Demultiplex

Demultiplexed output #

Demultiplex is a ‘magic’ transformation that forks the output.

You receive one set of output files per barcode (combination) defined.

Transformations downstream are (virtually) duplicated, so you can for example filter to the head reads in each barcode, and get reports for both: all reads and each separate barcode.

Demultiplexing can be done on barcodes, or on boolean tags, and can happen multiple times.

Based on barcodes #

[[step]]
    action = "Demultiplex"
    in_label = "mytag"
    barcodes = "mybarcodes"
    output_unmatched  = true # if set, write reads not matching any barcode
                             #  to a file like ouput_prefix_no-barcode_1.fq

[barcodes.mybarcodes] # can be before and after.
# separate multiple regions with a _
# a Mapping of barcode -> output name.
AAAAAA_CCCCCC = "sample-1" # output files are named prefix{ix_separator}barcode_prefix{ix_separator}segment.suffix
                           # with the separator defaulting to '_', e.g. output_sample-1_1.fq.gz
                           # or output_sample-1_report.fq.gz

Based on boolean tags #

[[step]]
    segment = "read1"
    action = "TagOtherFileByName"
    out_label = "a_bool_tag"
    filename = "path/to/boolean_tags.tsv"
    false_positive_rate = 0

[[step]]
    action = "Demultiplex"
    in_label = "a_bool_tag"
    # output_unmatched = is not valid for boolean tags

Note that this example does not extract the barcodes from the read (use an extract step, such as ExtractRegion).

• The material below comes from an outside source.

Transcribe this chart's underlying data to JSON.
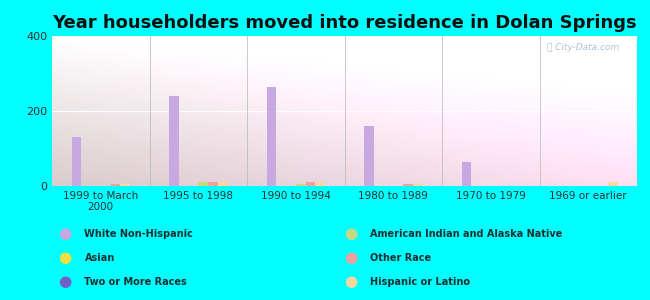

Nor does it append the barcodes to the read name, (use StoreTagInComment for that) or remove the sequence from the reads (combine with CutStart / CutEnd or perhaps TrimAtTag.

Notes:

  • Query barcodes may use IUPAC codes.
  • IUPAC barcodes must be non-overlapping ( and this is enforced).
  • Within one demultiplex step barcode must be of equal length.
  • You can define multiple barcodes to go into the same output file.
  • Multiple demultiplex steps per configuration are valid - you’ll receive their product in terms of output files. There’s a hard limit on the barcodes needing 64 bits, but you’ll reach a limit on your patience for the compute to build all the output file names much before that.
  • A demultiplex step matching zero barcodes (across all reads) will issue an error.

Hamming Distance matching #

Correcting a tag for hamming distance is a separate step. See HammingCorrect.